All Marvel’s Recent Reboots Follow One Baffling Trend

Marvel has been revamping a bunch of different franchises to shake up the status quo…but they all involve a mysterious missing chunk of time.
Recently, Marvel has been shaking up the status quos of several iconic franchises, but each revamp seemingly follows the same weirdly specific formula – is this an odd coincidence, or is Marvel setting up Kang the Conqueror as the force behind it all? Rather than attempting to continue the narrative with a new creative team, Marvel has been taking its franchises in new directions following unexplained time skips: first with The Amazing Spider-Man, then Fantastic Four, and most recently with Guardians of the Galaxy.

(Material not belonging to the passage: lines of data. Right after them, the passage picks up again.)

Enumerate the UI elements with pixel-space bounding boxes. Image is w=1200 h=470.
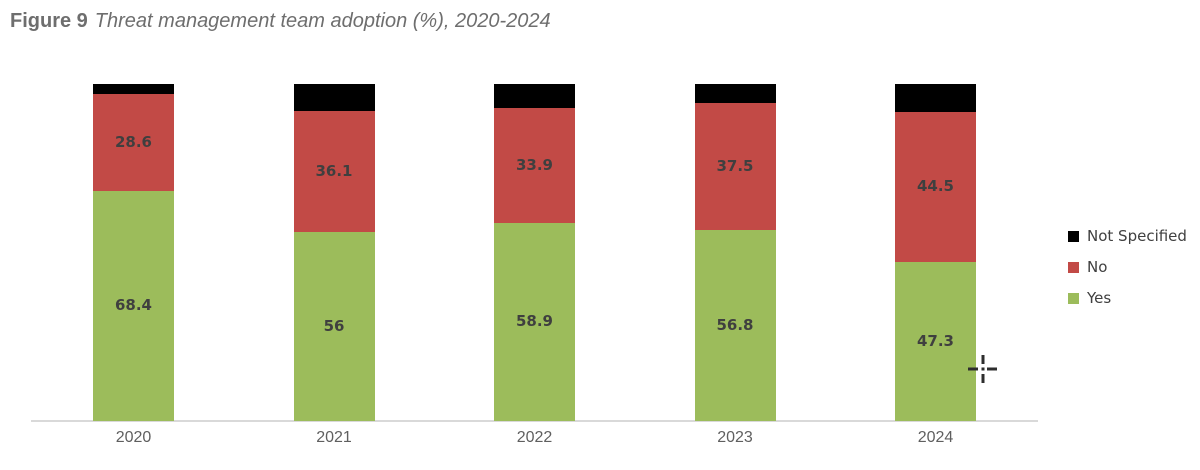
value-label: 56: [323, 317, 345, 336]
legend-swatch-icon: [1068, 261, 1079, 273]
crosshair-cursor-icon: [968, 355, 997, 383]
plot-area: 68.4 28.6 2020 56 36.1 2021 58.9 33.9 2022 56.8 37…: [31, 84, 1038, 446]
legend-label: Yes: [1087, 288, 1112, 307]
legend-item-no: No: [1068, 258, 1187, 276]
legend-swatch-icon: [1068, 292, 1079, 304]
segment-not-specified-2020: [93, 84, 174, 95]
bar-2022: 58.9 33.9: [494, 84, 575, 421]
segment-not-specified-2023: [694, 84, 776, 104]
bar-2021: 56 36.1: [293, 84, 375, 421]
segment-yes-2022: 58.9: [494, 222, 575, 421]
segment-not-specified-2022: [494, 84, 575, 109]
bar-2024: 47.3 44.5: [895, 84, 976, 421]
x-axis-label-2023: 2023: [717, 429, 753, 446]
value-label: 33.9: [515, 155, 553, 174]
value-label: 36.1: [315, 161, 353, 180]
bar-2023: 56.8 37.5: [694, 84, 776, 421]
value-label: 68.4: [114, 296, 152, 315]
legend-label: Not Specified: [1087, 226, 1187, 245]
segment-not-specified-2021: [293, 84, 375, 111]
segment-no-2021: 36.1: [293, 110, 375, 233]
legend-swatch-icon: [1068, 230, 1079, 242]
x-axis-label-2020: 2020: [115, 429, 152, 446]
value-label: 28.6: [114, 132, 152, 151]
value-label: 56.8: [716, 315, 754, 334]
segment-not-specified-2024: [895, 84, 976, 112]
value-label: 44.5: [916, 177, 954, 196]
x-axis-label-2024: 2024: [917, 429, 954, 446]
legend-label: No: [1087, 257, 1108, 276]
segment-no-2024: 44.5: [895, 111, 976, 262]
segment-no-2023: 37.5: [694, 103, 776, 230]
x-axis-label-2022: 2022: [516, 429, 553, 446]
legend-item-not-specified: Not Specified: [1068, 227, 1187, 245]
value-label: 47.3: [916, 331, 954, 350]
value-label: 37.5: [716, 156, 754, 175]
segment-no-2020: 28.6: [93, 94, 174, 191]
figure-caption: Threat management team adoption (%), 202…: [94, 10, 551, 32]
segment-yes-2024: 47.3: [895, 261, 976, 421]
segment-yes-2021: 56: [293, 232, 375, 421]
segment-yes-2023: 56.8: [694, 229, 776, 421]
segment-no-2022: 33.9: [494, 108, 575, 223]
value-label: 58.9: [515, 312, 553, 331]
segment-yes-2020: 68.4: [93, 190, 174, 421]
x-axis-label-2021: 2021: [316, 429, 352, 446]
bar-2020: 68.4 28.6: [93, 84, 174, 421]
figure-title: Figure 9 Threat management team adoption …: [10, 10, 551, 33]
legend: Not Specified No Yes: [1068, 227, 1187, 320]
x-axis-line: [31, 420, 1038, 422]
figure-number: Figure 9: [10, 10, 88, 32]
legend-item-yes: Yes: [1068, 289, 1187, 307]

As the first series to get this reboot treatment, Amazing Spider-Man (2022) #1 by Zeb Wells and John Romita Jr. opens with Spider-Man kneeling in a mysterious crater before immediately cutting to six months later, with his relationship with Mary Jane ruined and his reputation with the Avengers and Fantastic Four in shambles. Similarly, Ryan North and Iban Coello’s Fantastic Four (2022) #1 begins with the reveal of a smoking crater where the Baxter Building used to be, and the family split up all over the country, living new lives. While it doesn’t include the time jump, the recent Invincible Iron Man #1 from Gerry Duggan and Juan Frigeri likewise begins with a mysterious explosion which causes Marvel’s other heroes to doubt Tony Stark’s sobriety, and it seems the upcoming Guardians of the Galaxy will also begin months after the team were blown apart from an unexpected betrayal.
The new Guardians of the Galaxy series by Jackson Lanzing and Collin Kelly is based around a mysterious event known as “Grootfall.” Sporting a distinctly Wild West theme, the series picks up a year after an unnamed conflict has left the Guardians at their nadir in the far reaches of space. As Marvel put it in their press release, “One year ago, the Guardians of the Galaxy were destroyed. Their optimistic future shattered by the betrayal of one of their own. Now they ride the space lanes of a lawless corner of the galaxy, trying to outrun their tragedy.”

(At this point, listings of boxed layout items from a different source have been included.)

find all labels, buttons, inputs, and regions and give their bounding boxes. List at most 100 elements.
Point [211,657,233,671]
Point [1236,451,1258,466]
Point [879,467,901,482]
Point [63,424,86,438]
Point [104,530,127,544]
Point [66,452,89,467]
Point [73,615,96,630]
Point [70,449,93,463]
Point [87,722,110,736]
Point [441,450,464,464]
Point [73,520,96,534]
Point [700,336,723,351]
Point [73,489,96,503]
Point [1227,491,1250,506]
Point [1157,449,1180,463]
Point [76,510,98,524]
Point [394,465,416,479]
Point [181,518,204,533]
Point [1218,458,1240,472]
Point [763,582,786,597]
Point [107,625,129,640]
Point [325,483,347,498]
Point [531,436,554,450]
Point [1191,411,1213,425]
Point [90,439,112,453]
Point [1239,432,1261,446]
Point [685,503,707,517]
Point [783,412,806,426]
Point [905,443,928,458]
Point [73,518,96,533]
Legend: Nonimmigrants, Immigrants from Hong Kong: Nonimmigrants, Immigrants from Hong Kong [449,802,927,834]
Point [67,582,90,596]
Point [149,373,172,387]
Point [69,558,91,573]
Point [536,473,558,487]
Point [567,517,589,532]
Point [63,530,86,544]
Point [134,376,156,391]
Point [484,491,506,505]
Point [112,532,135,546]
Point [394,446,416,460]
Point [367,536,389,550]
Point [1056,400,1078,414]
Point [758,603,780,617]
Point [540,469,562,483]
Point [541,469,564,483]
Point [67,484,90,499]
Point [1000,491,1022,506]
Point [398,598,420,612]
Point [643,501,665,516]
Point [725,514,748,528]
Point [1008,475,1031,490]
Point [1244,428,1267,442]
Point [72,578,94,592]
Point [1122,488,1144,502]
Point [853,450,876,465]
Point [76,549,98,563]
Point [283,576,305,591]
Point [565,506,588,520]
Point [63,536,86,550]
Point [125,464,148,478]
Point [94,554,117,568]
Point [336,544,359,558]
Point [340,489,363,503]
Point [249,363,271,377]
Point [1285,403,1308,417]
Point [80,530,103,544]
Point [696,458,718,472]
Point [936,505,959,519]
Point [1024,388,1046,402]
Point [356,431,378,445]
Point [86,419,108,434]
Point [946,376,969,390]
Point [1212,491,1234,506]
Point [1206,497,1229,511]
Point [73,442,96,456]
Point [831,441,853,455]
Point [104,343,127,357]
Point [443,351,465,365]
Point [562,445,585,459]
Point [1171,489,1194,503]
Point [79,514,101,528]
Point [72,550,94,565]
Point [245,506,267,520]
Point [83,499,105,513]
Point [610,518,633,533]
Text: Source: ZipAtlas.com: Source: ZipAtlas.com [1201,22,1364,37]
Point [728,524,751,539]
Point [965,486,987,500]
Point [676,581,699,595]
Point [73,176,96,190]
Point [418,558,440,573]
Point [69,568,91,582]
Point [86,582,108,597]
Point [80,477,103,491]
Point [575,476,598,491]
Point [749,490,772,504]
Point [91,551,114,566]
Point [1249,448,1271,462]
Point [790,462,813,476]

Marvel Is Addicted to Time Jumps & Smoldering Craters
This raises the question of what’s happening with all of these mysterious time skips. DC’s 2021 event Future State literally jumped its entire line forward in time over January and February, showing where iconic heroes are years in the future and teasing the huge events that got them to that point (and which DC will depict once it returns to the present.) However, this was a coordinated effort, with a thesis spelled out clearly to fans. In contrast, Marvel’s various time jumps don’t seem deliberately connected, and worse seem to be a stock tactic for hooking readers with a contrived mystery. Indeed, it may be that multiple Marvel creative teams were independently inspired by DC’s recent move.
There is some merit to this system. By seeding all of this blank space into the timeline, Marvel gives itself the option to revisit the missing periods later to tell new stories and fill in new details. Alternatively, an event could tie all the unseen time together in a new kind of crossover. The 2022’s Timeless #1 by Jed McKay, Greg Land, Jay Leisten, Patch Zircher and Salvador Larroca sees Kang the Conqueror plumbing the depths of the Marvel Universe for a mysterious “missing moment” in time that he does not have access to – this could be the perfect impetus to incorporate all of this lost time into just such a crossover event. Whatever the rationale may be, the Marvel status quo is changing in new and genuinely exciting ways, but so far that’s happening in fits and starts which create an odd experience for comic fans, leaving them to wonder if these mysteries are just accidentally similar or part of Kang‘s master plan.